On August 28, the District Court in Colorado adopted a Magistrate Judge’s Report and Recommendation granting attorney’s fees in the amount of $9,274.16 after a nine-year qui tam battle that included an appeal to the 10th Circuit, a cert petition to the Supreme Court, and two jury trials.

The relator in the case, US ex rel Bahrani v. Conagra, Inc., alleged that the defendants altered food safety export certificates for meat and hide exports, thereby violating the “reverse false claims” provision of the FCA. The relator lost his claims on the meat export certificates when a jury found that he was not an original source of the information alleged in his complaint. After a jury trial on the hide export certificates, the jury concluded that he had proved only five FCA violations valued at $21.50 each; after trebling and penalties, the relator’s judgment was for $27,822.50.

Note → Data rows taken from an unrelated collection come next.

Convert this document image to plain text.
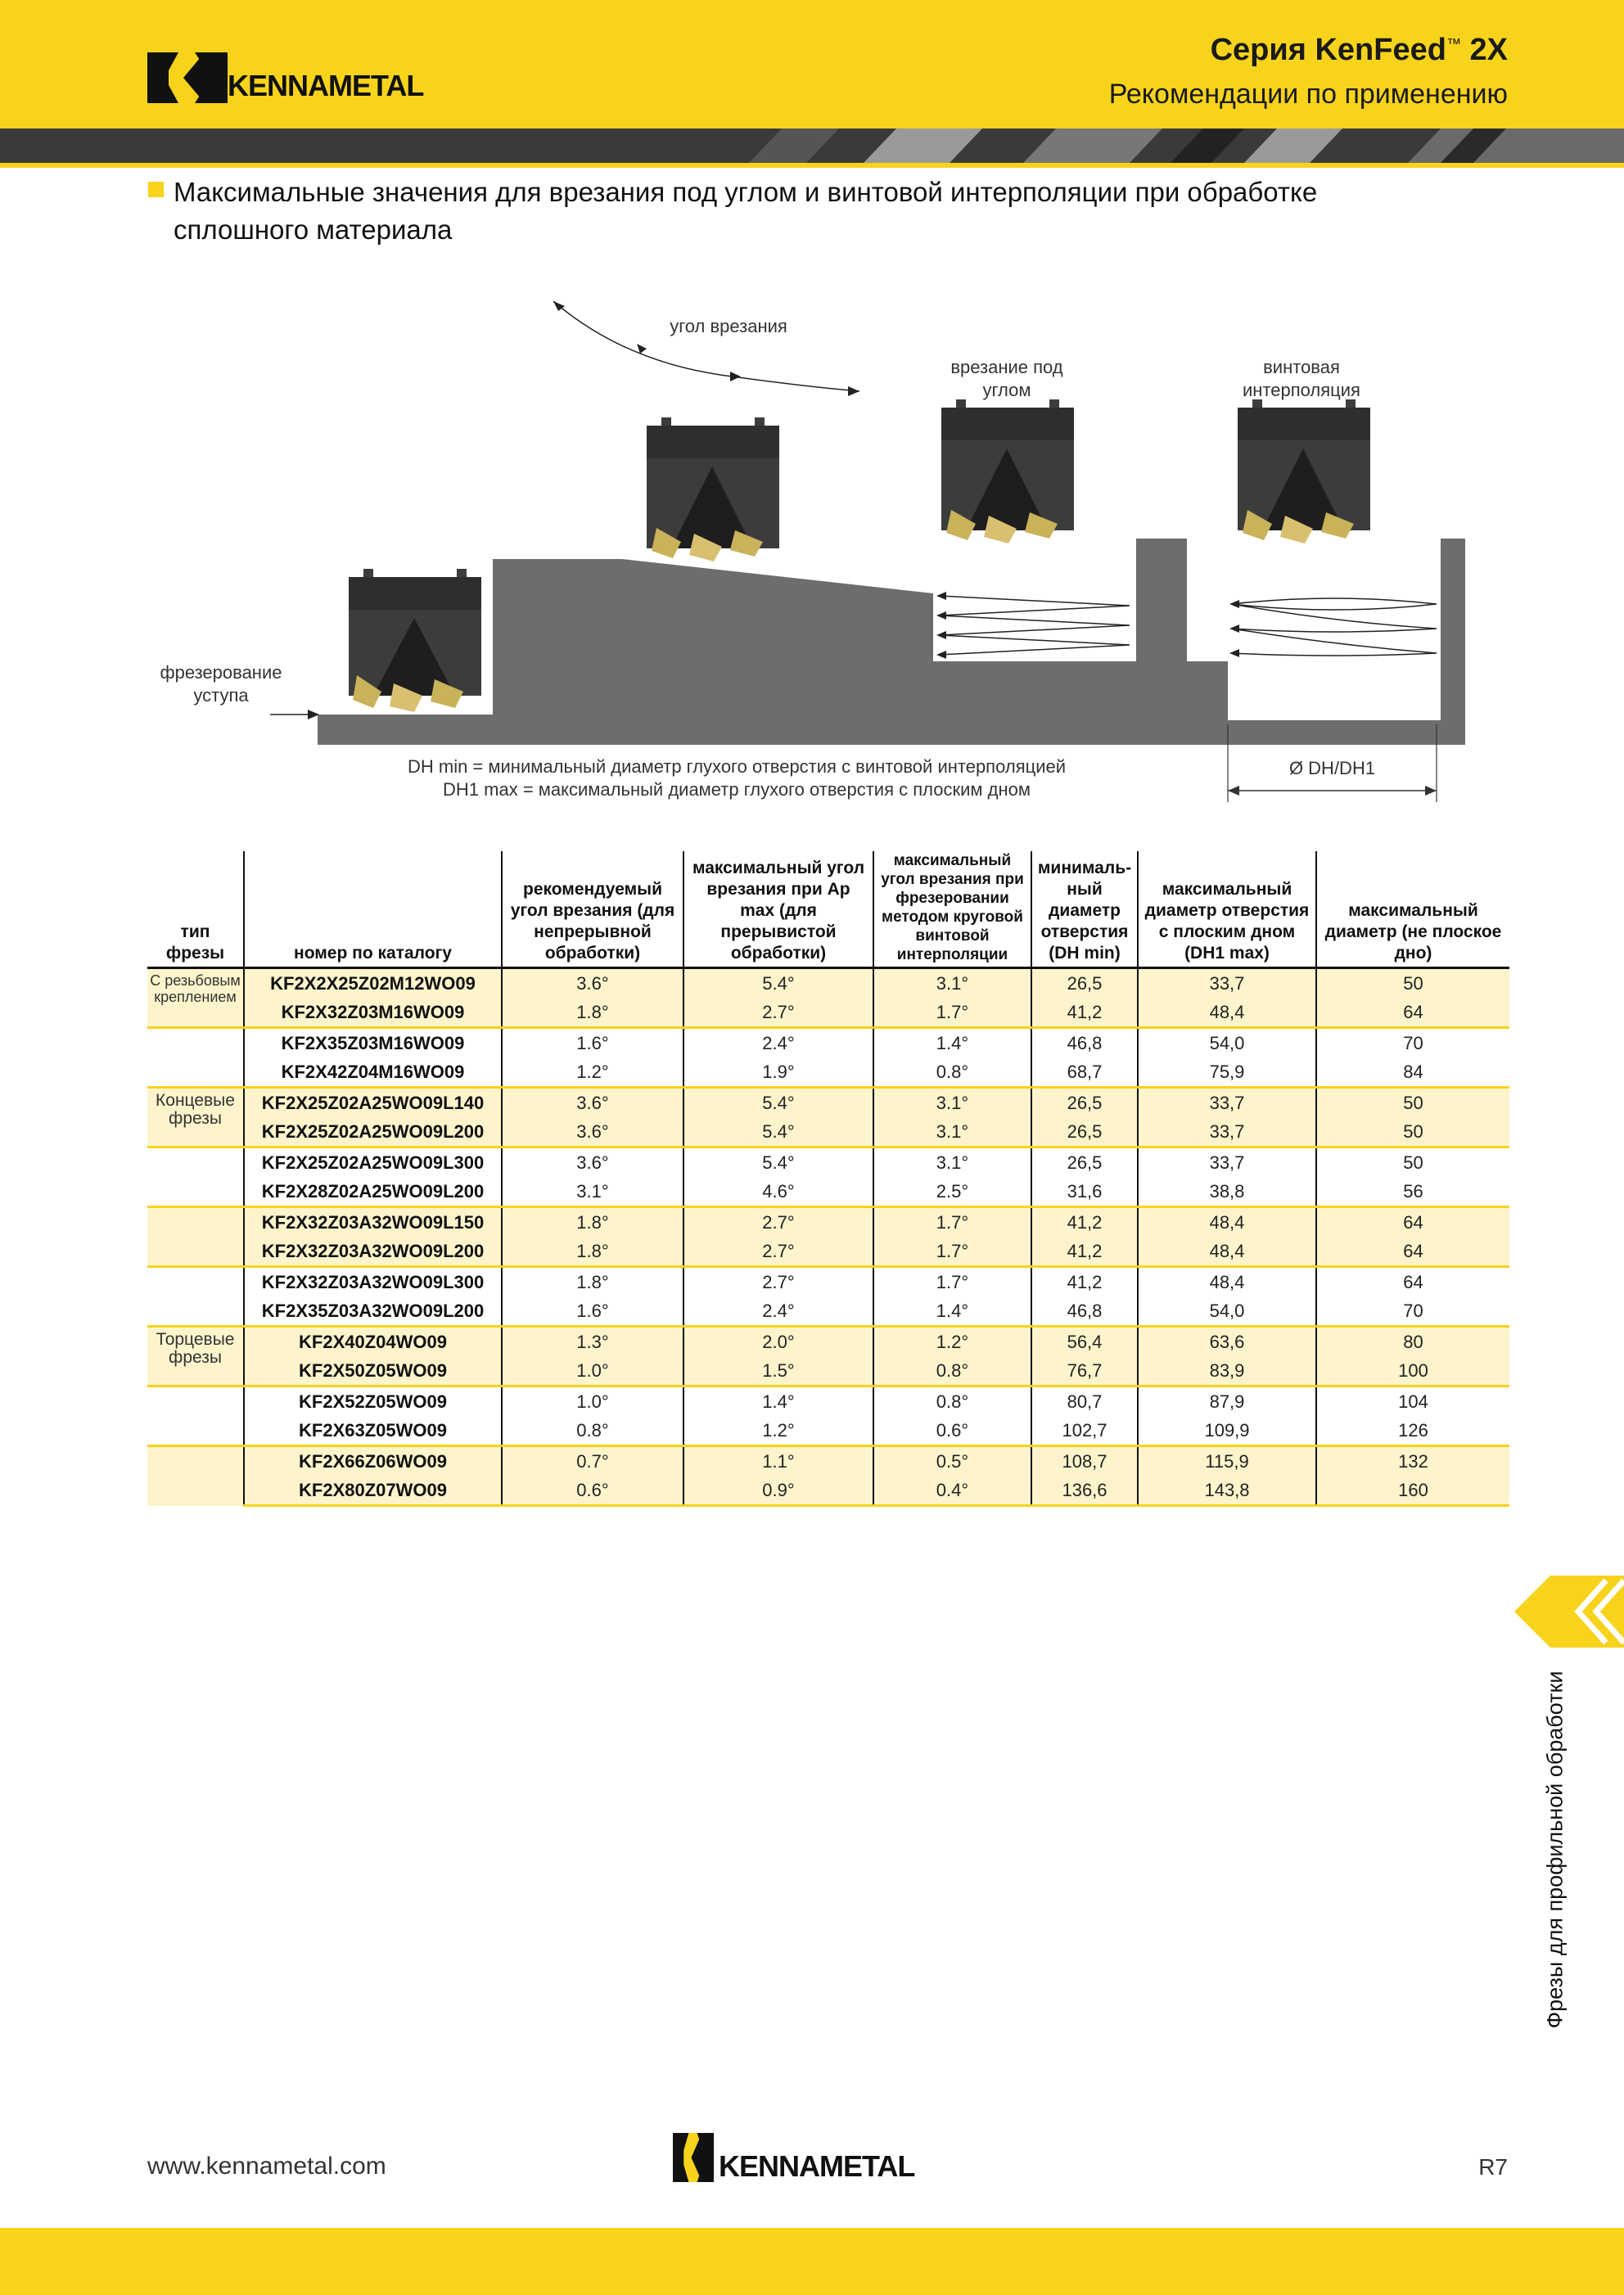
KENNAMETAL
Серия KenFeed™ 2X
Рекомендации по применению
Максимальные значения для врезания под углом и винтовой интерполяции при обработке сплошного материала
угол врезания
врезание под
углом
винтовая
интерполяция
фрезерование
уступа
DH min = минимальный диаметр глухого отверстия с винтовой интерполяцией
DH1 max = максимальный диаметр глухого отверстия с плоским дном
Ø DH/DH1
тип фрезы	номер по каталогу	рекомендуемый угол врезания (для непрерывной обработки)	максимальный угол врезания при Ap max (для прерывистой обработки)	максимальный угол врезания при фрезеровании методом круговой винтовой интерполяции	минималь-ный диаметр отверстия (DH min)	максимальный диаметр отверстия с плоским дном (DH1 max)	максимальный диаметр (не плоское дно)
С резьбовым креплением	KF2X2X25Z02M12WO09	3.6°	5.4°	3.1°	26,5	33,7	50
	KF2X32Z03M16WO09	1.8°	2.7°	1.7°	41,2	48,4	64
	KF2X35Z03M16WO09	1.6°	2.4°	1.4°	46,8	54,0	70
	KF2X42Z04M16WO09	1.2°	1.9°	0.8°	68,7	75,9	84
Концевые фрезы	KF2X25Z02A25WO09L140	3.6°	5.4°	3.1°	26,5	33,7	50
	KF2X25Z02A25WO09L200	3.6°	5.4°	3.1°	26,5	33,7	50
	KF2X25Z02A25WO09L300	3.6°	5.4°	3.1°	26,5	33,7	50
	KF2X28Z02A25WO09L200	3.1°	4.6°	2.5°	31,6	38,8	56
	KF2X32Z03A32WO09L150	1.8°	2.7°	1.7°	41,2	48,4	64
	KF2X32Z03A32WO09L200	1.8°	2.7°	1.7°	41,2	48,4	64
	KF2X32Z03A32WO09L300	1.8°	2.7°	1.7°	41,2	48,4	64
	KF2X35Z03A32WO09L200	1.6°	2.4°	1.4°	46,8	54,0	70
Торцевые фрезы	KF2X40Z04WO09	1.3°	2.0°	1.2°	56,4	63,6	80
	KF2X50Z05WO09	1.0°	1.5°	0.8°	76,7	83,9	100
	KF2X52Z05WO09	1.0°	1.4°	0.8°	80,7	87,9	104
	KF2X63Z05WO09	0.8°	1.2°	0.6°	102,7	109,9	126
	KF2X66Z06WO09	0.7°	1.1°	0.5°	108,7	115,9	132
	KF2X80Z07WO09	0.6°	0.9°	0.4°	136,6	143,8	160
Фрезы для профильной обработки
www.kennametal.com	KENNAMETAL	R7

The Magistrate Judge rejected the defendants’ argument that the relator was not a prevailing party under FRCP 54, and, applying caselaw involving civil rights claims which mandated attorney’s fees, concluded that the principal question for attorney’s fees under the FCA is the degree of the relator’s success. Under this standard, the Court reasoned, the relator deserved very little.

I find that although Relator prevailed on a legal issue of some significance, i.e., that Defendants significantly altered a very small number of the hide export certificates at issue without paying the government for replacement certificates, this nearly decade-long litigation has consumed an enormous amount of public and private resources without serving any significant public purpose, such as vindicating civil rights or punishing pervasive illegal conduct. Relator’s “Pyrrhic victory” is simply not the type of triumph for which an award of expenses, attorneys’ fees or costs in the amount that he seeks is reasonable.

The Magistrate concluded that the use of a contingent fee model was appropriate, and accordingly awarded fees in the amount of 1/3 of the total recovery.

The Court also rejected the defendants’ cross-motion for fees, finding that the case failed to meet the FCA’s standard for frivolous or vexatious claims.